Can the product of two polynomials result in a single term?
Yes. Take the polynomial $2X^2+X \in \mathbb{Z}_4[X]$. Then, $(2X^2+X)(2X^2+X)=X^2$.
If you are on an integral domain, this cannot happen. This is because the coefficients of the top degree and the lowest degree will be non-zero.
Therefore, if you are talking about polynomials with rational coefficients or integer coefficients, the answer is: No.
Bottom line: If you don't know what an integral domain is, you are probably talking about a polynomial with rational coefficients, to which the answer to your question is: No, that can't happen.
If you know what an integral domain is, then the answer to your question is: In general, yes, it can happen.
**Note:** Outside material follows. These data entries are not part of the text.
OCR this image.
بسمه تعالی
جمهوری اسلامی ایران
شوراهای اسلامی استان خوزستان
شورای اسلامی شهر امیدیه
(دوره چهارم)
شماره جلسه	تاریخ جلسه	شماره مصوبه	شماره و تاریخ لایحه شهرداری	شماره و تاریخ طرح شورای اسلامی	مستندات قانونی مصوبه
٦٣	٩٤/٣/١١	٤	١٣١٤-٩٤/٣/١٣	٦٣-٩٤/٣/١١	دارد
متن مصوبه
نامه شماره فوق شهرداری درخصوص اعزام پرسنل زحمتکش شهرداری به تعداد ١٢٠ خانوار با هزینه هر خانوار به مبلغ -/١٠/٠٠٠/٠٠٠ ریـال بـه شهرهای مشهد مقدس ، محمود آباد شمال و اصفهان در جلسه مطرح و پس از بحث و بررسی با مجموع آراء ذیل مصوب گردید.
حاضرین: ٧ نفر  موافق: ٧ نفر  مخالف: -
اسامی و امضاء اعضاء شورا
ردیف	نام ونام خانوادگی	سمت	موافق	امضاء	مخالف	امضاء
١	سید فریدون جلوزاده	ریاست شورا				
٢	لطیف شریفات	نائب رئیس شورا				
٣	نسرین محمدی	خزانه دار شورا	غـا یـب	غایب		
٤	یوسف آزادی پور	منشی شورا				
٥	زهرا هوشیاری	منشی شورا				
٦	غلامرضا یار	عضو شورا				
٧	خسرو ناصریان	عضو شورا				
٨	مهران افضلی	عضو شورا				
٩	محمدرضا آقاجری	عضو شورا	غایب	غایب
But it can't happen in an integral domain.
I assume that you speak about polynomials with real coefficients.
Suppose that the polynomials are $P(x)=ax^p+\cdots+bx^q$, $Q(x)=cx^r+\cdots+dx^s$, where
- $a,b,c,d\neq 0$
- $p>q\ge 0$ and $r>s\ge 0$
- Of course, the terms omitted between have intemediate degree.
Then, the product $P\cdot Q$ has at least two terms: $acx^{p+r}$ and $bdx^{q+s}$. Note that $ac$ and $bd$ are not zero.
If you multiply two monomials you will get a monomial.
The only root of a monomial is x=0.
Polynomials (excluding monomials) have at least one non-zero root (possibly complex and possibly in addition to 0, but at least one non-zero root).
If we multiply one polynomial by another, the roots of the of the original polynomials are roots of the product.
If the original polynomial has a non-zero root, the product has non-zero roots, and is not a monomial.